Plantagetumult (016)
Door Bas Jussen
Wouter had ook andere verhalen gehoord over slavenveilingen. Ze zouden de indruk wekken van de terechtstelling van misdadigers, zoals dat thuis gebeurde. Te midden van het plein stond dan een houten schavot, waarop de geketende slaven werden voorgesteld aan de kopers. Jan maakte duidelijk dat van dergelijke praktijken geen sprake was. Particuliere slavenhandelaren lieten hun koopwaar niet eens aan wal gaan en legden het anker uit in het Schottegat. Daar hoefden de schepen geen liggeld te betalen en de kans dat de negers van boord konden vluchten, was minimaal. Wie de slaven wilde bezichtigen, kon dat aan boord doen. De negers die niet werden verkocht, werden meegenomen naar de volgende bestemming, meestal Suriname of Brazilië.
Maar de West-Indische Compagnie pakte het beter aan. Zij hielden een veiling op plantage Zuurzak of plantage Groot Sint Joris. Wouters verbazing was groot toen ze bij eerstgenoemde plantage arriveerden. Het was er druk. Blanke kerels liepen luidkeels te schreeuwen terwijl een aantal negerinnen af en aan liep met water voor de paarden en sterke drank voor de mannen. Maar van negers op een schavot was geen sprake. En van een plein was er evenmin.

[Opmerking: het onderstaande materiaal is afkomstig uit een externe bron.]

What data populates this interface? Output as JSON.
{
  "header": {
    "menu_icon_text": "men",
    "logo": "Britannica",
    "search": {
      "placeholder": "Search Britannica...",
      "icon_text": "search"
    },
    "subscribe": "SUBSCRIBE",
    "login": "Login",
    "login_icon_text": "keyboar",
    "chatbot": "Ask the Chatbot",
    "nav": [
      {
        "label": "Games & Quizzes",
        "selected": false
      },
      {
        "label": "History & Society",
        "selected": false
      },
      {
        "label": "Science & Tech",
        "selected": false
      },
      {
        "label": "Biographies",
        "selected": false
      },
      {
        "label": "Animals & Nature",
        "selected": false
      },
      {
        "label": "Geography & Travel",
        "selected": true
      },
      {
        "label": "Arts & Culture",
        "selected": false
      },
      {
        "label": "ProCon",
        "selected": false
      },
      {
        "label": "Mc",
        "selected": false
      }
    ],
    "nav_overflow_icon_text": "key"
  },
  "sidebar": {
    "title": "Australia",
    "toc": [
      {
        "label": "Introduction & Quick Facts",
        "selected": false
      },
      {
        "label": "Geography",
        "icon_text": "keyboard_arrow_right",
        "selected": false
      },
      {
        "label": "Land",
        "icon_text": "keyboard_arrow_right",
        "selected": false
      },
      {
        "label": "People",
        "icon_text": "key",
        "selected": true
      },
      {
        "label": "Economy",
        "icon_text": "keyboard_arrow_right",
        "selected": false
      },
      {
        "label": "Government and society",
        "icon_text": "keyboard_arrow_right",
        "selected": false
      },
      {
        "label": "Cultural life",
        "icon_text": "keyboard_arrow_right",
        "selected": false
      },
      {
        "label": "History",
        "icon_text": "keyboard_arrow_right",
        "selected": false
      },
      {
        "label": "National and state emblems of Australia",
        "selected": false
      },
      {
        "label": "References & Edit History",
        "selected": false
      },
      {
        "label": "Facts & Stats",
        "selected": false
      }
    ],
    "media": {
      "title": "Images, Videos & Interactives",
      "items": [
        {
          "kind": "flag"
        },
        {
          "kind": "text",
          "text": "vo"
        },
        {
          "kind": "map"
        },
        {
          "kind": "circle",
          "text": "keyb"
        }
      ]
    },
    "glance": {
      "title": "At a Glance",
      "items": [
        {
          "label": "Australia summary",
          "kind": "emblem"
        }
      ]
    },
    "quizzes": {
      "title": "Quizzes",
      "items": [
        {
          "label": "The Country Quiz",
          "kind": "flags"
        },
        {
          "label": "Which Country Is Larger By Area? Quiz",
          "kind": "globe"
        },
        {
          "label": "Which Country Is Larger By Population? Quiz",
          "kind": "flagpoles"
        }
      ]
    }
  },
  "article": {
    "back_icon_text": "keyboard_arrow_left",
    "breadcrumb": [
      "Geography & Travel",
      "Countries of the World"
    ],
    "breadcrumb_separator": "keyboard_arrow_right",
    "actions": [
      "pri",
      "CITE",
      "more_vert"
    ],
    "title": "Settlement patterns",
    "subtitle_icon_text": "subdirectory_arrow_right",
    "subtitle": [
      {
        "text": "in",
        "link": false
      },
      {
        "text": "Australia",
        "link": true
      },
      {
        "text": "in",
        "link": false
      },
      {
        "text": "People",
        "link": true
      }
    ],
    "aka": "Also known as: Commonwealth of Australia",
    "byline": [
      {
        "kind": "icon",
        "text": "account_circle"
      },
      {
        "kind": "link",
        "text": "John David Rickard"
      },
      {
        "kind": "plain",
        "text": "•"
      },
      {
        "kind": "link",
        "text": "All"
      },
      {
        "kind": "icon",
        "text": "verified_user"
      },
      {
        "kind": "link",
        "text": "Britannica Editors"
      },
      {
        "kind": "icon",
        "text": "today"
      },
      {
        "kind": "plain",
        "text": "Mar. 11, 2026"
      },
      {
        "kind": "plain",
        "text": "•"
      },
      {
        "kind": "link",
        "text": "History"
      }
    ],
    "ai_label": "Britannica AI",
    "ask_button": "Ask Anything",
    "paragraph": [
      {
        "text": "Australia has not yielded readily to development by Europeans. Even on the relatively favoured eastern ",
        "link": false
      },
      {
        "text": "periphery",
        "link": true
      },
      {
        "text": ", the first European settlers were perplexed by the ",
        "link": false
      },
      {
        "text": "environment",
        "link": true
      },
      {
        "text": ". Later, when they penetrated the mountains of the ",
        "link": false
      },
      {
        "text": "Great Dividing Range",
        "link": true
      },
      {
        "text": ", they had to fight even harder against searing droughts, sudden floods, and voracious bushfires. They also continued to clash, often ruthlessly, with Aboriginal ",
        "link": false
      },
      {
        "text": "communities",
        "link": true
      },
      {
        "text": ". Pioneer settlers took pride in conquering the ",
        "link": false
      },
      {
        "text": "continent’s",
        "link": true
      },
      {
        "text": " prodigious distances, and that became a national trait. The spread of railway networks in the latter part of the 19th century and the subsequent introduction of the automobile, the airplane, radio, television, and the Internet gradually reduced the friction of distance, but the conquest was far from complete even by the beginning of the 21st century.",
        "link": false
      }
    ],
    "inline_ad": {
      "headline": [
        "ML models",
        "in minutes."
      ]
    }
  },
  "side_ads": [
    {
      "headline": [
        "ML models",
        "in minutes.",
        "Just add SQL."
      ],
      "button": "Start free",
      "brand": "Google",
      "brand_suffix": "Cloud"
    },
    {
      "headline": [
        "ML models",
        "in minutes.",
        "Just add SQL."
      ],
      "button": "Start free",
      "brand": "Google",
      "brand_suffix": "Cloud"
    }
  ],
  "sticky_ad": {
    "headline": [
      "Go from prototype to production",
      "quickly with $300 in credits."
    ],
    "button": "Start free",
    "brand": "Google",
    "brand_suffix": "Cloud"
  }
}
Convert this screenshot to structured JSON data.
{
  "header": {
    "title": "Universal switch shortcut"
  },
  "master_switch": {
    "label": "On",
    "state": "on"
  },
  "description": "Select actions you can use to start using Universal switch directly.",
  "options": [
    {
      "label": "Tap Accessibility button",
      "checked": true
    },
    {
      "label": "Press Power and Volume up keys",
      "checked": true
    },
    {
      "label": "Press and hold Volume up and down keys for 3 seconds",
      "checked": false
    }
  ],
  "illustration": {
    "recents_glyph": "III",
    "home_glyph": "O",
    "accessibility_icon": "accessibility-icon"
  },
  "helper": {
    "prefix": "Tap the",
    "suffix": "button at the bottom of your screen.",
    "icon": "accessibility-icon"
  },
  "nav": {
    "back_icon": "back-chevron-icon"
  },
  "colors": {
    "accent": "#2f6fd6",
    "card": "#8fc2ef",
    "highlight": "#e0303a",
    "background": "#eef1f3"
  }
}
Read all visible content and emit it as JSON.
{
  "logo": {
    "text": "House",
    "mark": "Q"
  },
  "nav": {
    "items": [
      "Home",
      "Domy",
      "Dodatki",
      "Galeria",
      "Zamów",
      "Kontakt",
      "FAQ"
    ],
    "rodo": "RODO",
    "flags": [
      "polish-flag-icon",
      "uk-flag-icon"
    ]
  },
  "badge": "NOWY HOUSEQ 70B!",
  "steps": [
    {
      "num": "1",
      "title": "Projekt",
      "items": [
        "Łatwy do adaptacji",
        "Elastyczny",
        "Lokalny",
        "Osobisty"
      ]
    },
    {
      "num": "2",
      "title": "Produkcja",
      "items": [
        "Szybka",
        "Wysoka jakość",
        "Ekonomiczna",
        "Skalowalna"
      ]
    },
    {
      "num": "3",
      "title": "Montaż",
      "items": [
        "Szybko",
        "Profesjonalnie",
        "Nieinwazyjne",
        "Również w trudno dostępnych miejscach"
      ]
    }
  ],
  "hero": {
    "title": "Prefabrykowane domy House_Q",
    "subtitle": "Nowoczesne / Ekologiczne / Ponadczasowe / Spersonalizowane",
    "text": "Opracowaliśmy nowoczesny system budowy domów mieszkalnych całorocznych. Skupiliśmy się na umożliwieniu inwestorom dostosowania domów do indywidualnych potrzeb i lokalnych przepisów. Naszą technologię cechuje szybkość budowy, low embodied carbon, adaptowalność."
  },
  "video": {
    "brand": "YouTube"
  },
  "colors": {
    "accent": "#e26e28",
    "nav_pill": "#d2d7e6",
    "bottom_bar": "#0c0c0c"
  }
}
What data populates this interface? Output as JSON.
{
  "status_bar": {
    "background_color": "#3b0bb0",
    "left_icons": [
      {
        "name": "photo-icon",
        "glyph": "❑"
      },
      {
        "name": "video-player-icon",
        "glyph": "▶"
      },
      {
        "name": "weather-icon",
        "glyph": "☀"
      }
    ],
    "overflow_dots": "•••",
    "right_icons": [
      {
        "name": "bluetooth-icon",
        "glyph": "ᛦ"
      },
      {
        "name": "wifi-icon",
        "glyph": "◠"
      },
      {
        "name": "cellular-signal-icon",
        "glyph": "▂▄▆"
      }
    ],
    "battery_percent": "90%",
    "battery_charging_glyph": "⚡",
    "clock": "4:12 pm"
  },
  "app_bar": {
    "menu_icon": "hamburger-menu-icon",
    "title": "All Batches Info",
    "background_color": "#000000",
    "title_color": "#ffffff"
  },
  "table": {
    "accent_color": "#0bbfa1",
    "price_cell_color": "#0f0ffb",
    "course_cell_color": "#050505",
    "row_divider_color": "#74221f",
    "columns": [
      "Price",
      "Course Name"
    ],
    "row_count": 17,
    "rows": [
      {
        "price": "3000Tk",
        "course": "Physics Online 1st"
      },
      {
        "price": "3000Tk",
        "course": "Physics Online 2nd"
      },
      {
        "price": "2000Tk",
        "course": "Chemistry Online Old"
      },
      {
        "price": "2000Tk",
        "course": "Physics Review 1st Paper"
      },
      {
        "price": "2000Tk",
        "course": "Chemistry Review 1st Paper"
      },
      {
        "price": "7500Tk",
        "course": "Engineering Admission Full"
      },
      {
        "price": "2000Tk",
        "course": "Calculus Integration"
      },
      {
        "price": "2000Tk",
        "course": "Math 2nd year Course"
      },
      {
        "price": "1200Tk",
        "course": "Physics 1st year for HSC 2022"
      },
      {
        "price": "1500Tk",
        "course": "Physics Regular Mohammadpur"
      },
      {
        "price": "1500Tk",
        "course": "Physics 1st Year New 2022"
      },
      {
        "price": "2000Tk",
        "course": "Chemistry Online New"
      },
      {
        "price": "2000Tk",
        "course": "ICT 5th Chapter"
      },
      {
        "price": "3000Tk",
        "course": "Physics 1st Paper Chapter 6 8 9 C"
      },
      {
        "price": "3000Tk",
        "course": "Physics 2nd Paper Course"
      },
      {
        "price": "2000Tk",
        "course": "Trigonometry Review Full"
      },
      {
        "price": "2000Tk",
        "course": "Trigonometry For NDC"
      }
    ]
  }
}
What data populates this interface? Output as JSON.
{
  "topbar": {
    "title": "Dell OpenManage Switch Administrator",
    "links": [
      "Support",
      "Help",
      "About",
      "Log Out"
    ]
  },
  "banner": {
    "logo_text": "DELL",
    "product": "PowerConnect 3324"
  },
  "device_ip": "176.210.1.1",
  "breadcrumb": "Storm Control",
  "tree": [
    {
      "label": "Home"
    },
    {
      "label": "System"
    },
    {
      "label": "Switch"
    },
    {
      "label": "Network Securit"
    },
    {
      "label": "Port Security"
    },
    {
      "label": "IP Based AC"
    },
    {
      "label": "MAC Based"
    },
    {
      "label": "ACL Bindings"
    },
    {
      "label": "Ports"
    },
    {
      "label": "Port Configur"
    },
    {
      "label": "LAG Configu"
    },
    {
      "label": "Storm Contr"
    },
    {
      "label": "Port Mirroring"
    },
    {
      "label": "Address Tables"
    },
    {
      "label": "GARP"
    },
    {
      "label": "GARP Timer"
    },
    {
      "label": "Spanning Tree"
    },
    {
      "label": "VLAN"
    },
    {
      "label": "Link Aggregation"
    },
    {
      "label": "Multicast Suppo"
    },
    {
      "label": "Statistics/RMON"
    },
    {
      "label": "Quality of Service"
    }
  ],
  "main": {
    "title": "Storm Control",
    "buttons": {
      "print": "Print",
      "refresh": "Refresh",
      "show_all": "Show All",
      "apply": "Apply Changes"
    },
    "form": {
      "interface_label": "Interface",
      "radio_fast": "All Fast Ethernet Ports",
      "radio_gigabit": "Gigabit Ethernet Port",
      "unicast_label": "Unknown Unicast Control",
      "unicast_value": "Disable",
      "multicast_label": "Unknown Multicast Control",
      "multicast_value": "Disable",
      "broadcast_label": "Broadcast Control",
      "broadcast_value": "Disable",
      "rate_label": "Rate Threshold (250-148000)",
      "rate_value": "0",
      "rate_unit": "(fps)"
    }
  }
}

In de verte aan zijn linkerkant zag hij echter een kleine groep mensen die zich verzamelde. Onder hen veel Engelsen, Spanjaarden en Franse handelaren die hoopten hier voor een gering bedrag slaven in te kopen om door te voeren naar andere koloniën, waar een grotere vraag was naar negers. De meeste mannen spoedden zich in de richting van de groep en Wouter en Jan volgden hen. Een smalle stroom deelde het dorre landschap in tweeën. In het midden van een kaalgemaakt stuk terrein stond een houten kist. Vlak nadat zij waren aangekomen wrong een kleine man met lang grijs haar zich tussen de mensen door. Hij klom op de kist ten overstaan van de menigte keurig geklede aanwezigen. Hij schraapte zijn keel en begon tekst van een rol papier op te lezen, het rumoer van de mensenmassa stopte en iedereen luisterde aandachtig. ,,Welkom heren”, sprak de kleine man, die veilingmeester bleek te zijn: ,,Heden worden bij opbod verkocht een aantal gezonde slaven, hierheen vervoerd door de West-Indische Compagnie.” Twee soldaten roffelden op hun trommels terwijl de negers in een keurige rij werden aangevoerd. De eerste slaaf, die geboeid aan zware kettingen de groep in werd getrokken, was een bijna pikzwarte man, niet veel ouder dan een jaar of vijfentwintig. Er ontstond wat rumoer onder de kopers. De donkere kerel keek schichtig om zich heen. Hij was duidelijk onder de indruk van al de schreeuwende blanken. Onrustig friemelde hij aan de kettingen rond zijn polsen. Hij zag er beter uit dan de slaven die Wouter van het schip af had zien komen. Wellicht hielp het oplappen op de plantage inderdaad. De veilingmeester begon met een bedrag van honderdvijftig Spaanse peso. De Hollanders hadden het eiland dan wel in hun macht, de gangbare munt in de regio was de peso. Al snel klonken er kreten uit het publiek. Honderdvijfenzeventig riep een lange blonde man. Tweehonderd bood een klein dik opdondertje, dat eruit zag als een voornaam heer met zijn deftige uitdossing en hoge hoed. Tweehonderd werd uiteindelijk tweehonderdvijftig toen de voorname dikkerd er na een wedstrijdje bieden met zijn geboeide aanwinst vandoor ging.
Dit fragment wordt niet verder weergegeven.